In this insightful episode of the Scaling with Sumeru podcast, Sumeru Managing Partner Kyle Ryland shares the unique distinction between private equity and growth capital investments.
During this episode, Ryland reveals what Sumeru looks for in founders. He also explained the impact of growth capital vs. private equity for growth-stage companies.
Growth Capital vs. Private Equity
“We’re what we call a “growth-first investor,” Kyle Ryland said during the episode. “If you look at the typical organic growth rates of companies in our portfolio, they’re very high. They look nothing like what you might find in a private equity portfolio.
“These are growth rates of 30%, 40%, 50%, 60%, 70% — and they’re doing that organically, without many add-ons and trying and manufacturing growth.

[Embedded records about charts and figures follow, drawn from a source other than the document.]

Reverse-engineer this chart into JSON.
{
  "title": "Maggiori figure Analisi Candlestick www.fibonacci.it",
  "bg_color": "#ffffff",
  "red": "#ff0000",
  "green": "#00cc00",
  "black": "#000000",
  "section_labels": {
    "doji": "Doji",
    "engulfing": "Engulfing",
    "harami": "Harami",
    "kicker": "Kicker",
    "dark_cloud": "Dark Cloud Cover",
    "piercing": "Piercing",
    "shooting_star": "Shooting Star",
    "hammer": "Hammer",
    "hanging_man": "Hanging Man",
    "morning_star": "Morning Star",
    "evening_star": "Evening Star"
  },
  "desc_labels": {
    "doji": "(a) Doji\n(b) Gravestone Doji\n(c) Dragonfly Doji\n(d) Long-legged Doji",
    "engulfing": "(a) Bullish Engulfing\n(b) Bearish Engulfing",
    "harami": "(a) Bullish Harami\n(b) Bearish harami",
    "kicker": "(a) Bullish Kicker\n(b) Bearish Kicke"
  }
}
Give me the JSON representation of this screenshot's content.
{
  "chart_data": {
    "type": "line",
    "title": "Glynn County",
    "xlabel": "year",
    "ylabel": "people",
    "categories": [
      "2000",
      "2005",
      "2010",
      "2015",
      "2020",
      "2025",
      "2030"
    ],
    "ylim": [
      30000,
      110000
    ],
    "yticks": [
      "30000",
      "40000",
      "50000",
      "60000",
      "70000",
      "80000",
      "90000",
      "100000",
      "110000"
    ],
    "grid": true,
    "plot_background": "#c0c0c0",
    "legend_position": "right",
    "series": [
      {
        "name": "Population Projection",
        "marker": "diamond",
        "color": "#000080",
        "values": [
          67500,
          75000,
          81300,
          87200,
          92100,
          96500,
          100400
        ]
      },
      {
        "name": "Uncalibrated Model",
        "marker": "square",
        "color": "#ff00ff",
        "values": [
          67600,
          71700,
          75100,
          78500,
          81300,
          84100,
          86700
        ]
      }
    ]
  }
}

“Growth capital investors build a strategy around that. That’s the “growth” part from a capital perspective, which is the “capital” piece of growth capital.
We have a very flexible approach. We’ll make some large investments where we might take more than 50% ownership, but we also do a lot of deals where we are a minority investor with a sizable stake in terms of a shareholder in the business.
We’re active, and we’re engaged. It’s not the passive traditional growth equity playbook that we’re pursuing. It’s certainly not the large-scale control, lots of financial engineering, and leverage approach that you would see in the private equity world.”